- Developer(s): Numantian Games
- Publisher(s): Numantian Games
- Director(s): Jesús Arribas
- Composer(s): Nicolas de Ferran
- Platform(s): Microsoft Windows, OS X, Linux
- Release: November 14, 2014
- Genre(s): Role-playing
- Mode(s): Single-player

= Lords of Xulima =

Lords of Xulima (pronounced SHOO-lee-mə) is a 2014 role-playing video game developed by Numantian Games, released on Microsoft Windows, Mac OS X, and Linux. It is the first title released by Numantian Games, an indie game development studio based in Madrid, Spain. After a successful Kickstarter campaign, Lords of Xulima initially released on Steam for Windows, followed by Mac and Linux.

==Gameplay==
Lords of Xulima is a turn-based role-playing video game with a first person combat view. The movement and exploration in the game takes place in a 2D isometric view.

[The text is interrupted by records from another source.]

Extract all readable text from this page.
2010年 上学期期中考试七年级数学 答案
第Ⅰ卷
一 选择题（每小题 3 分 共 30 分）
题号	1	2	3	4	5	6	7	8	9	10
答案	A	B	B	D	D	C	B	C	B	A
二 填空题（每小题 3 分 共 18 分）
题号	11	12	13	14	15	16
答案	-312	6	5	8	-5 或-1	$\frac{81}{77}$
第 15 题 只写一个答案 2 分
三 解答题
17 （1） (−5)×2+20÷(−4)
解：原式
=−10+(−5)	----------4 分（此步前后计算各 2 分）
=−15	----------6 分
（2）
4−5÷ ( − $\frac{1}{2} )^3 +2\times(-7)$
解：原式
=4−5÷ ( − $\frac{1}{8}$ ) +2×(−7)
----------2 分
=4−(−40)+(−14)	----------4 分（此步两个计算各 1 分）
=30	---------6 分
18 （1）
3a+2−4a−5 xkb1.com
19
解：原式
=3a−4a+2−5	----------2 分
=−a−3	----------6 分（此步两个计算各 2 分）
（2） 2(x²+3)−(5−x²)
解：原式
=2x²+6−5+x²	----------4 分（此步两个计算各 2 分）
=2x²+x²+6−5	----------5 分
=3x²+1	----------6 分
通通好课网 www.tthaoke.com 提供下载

Parties make up of 6 characters, with 9 classes to choose from.
The turn-based combat in Lords of Xulima is not timed, so players can take their time and decide their next move. Enemies on the map are finite, as players receive a bonus for completely clearing an area of enemies. Some of the enemies are static, while the rest are initiated as a random encounter.

==Development==
Lords of Xulima was developed by Numantian Games, an independent game studio, with a custom made engine.
On August 8, 2014, Lords of Xulima entered Steam Early Access. Four months later, it officially released on Steam on November 14, 2014.

==Reception==

Lords of Xulima has received "mixed or average" reviews, with a 71/100 based on 9 critic reviews on Metacritic.

Aggregate score
| Aggregator | Score |
|---|---|
| Metacritic | 71/100 |

==Sequel==
Lords of Xulima II is in the early development stages with no projected release date.